Beau Travail by Claire Denis


Beau Travail from Claire Denis

I usually keep my guards up with the French. Their intellectualism is inherently academic, specially post-new-wave. Anyone teaching at La FEMIS has some of that. And what this entails is usually less life, more language. Personally, my cinematic concerns are of the kind found within life; the risks, the compromises, the consensus-building, the passionate engagement into the work, woven into the film. This has some risk, but you can’t help but remain suspicious.
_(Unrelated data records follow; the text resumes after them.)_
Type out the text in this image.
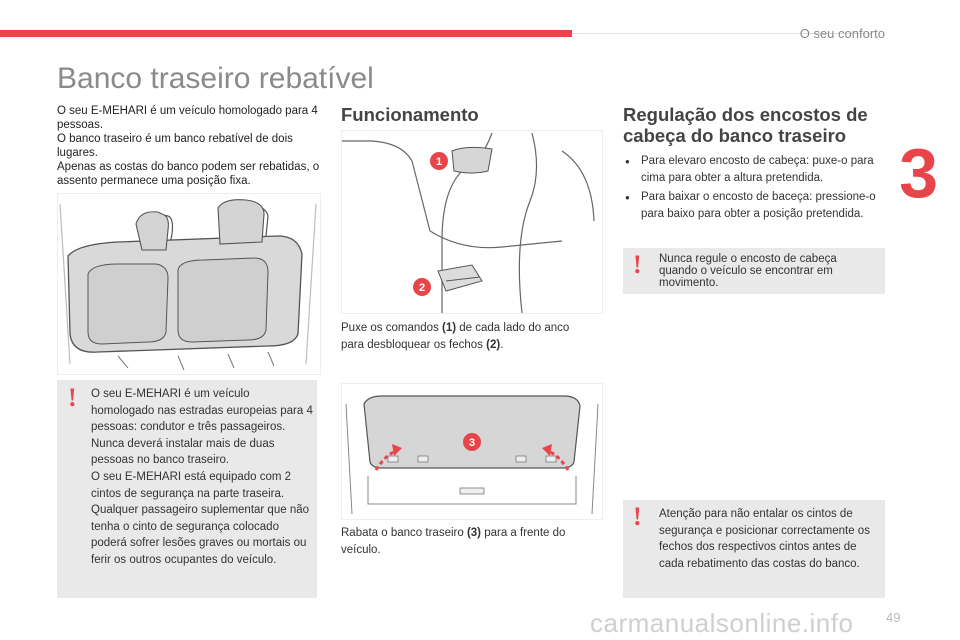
O seu conforto
3
Banco traseiro rebatível

O seu E-MEHARI é um veículo homologado para 4 pessoas.

O banco traseiro é um banco rebatível de dois lugares.

Apenas as costas do banco podem ser rebatidas, o assento permanece uma posição fixa.

! O seu E-MEHARI é um veículo homologado nas estradas europeias para 4 pessoas: condutor e três passageiros.
Nunca deverá instalar mais de duas pessoas no banco traseiro.
O seu E-MEHARI está equipado com 2 cintos de segurança na parte traseira.
Qualquer passageiro suplementar que não tenha o cinto de segurança colocado poderá sofrer lesões graves ou mortais ou ferir os outros ocupantes do veículo.
Funcionamento
1
2
Puxe os comandos (1) de cada lado do anco para desbloquear os fechos (2).
3
Rabata o banco traseiro (3) para a frente do veículo.
Regulação dos encostos de cabeça do banco traseiro
● Para elevaro encosto de cabeça: puxe-o para cima para obter a altura pretendida.
● Para baixar o encosto de baceça: pressione-o para baixo para obter a posição pretendida.
! Nunca regule o encosto de cabeça quando o veículo se encontrar em movimento.
! Atenção para não entalar os cintos de segurança e posicionar correctamente os fechos dos respectivos cintos antes de cada rebatimento das costas do banco.
carmanualsonline.info	49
This is a filmmaker with supposedly Franco-African concerns. So she gets to shoot in the desert. There’s demonstration of some concern for the desert people, a non-narrative about soldiers stationned enduring training, and Lavant anchoring the whole thing with voiceover retelling a troop leader’s sentimental solitude. It goes: Malick meets the French, meets Godot (not Godard).

I guess someone borrowed too many things and they all clashed against each other. Amongst a few, the voiceover is from Carax by way of Malick. But that was predictable, it is impossible to cast Lavant and not reference Carax. “Camping Sauvage” a French b-movie I saw last year did so with more finesse (his limp was quoted for a final shootout scene). But here, I’m afraid, is plain stealing.

So I tried to look elsewhere. Malick always weaves two narrative layers: the one you believe the film is about, and another one that floats above, that is a world created, that hynoptizes you into it (the ethereal narrative). The same is attempted here. It looks pretty from some angles. But there is nothing to transport us. There is no bridge. Malick’s bridge is his voiceovers, his underlying narrative sense omnipresent. But some of this here is simple lingering.

So we have, no drama, failed narrative, semi-documenting of ethnocentric concern, and a new-wave sensibility; train wreck.

You can skip this. But the finale is another quote from Pont-Neuf. You must see Lavant in that if you have not already.

Categories: Notes

2 replies »

  1. We definitely need to be on guard for pseudo-intellectual drivel of the sought just witnessed…not the film for that is a masterpiece…but the inane over-written drivel that passes as a ‘review’ above.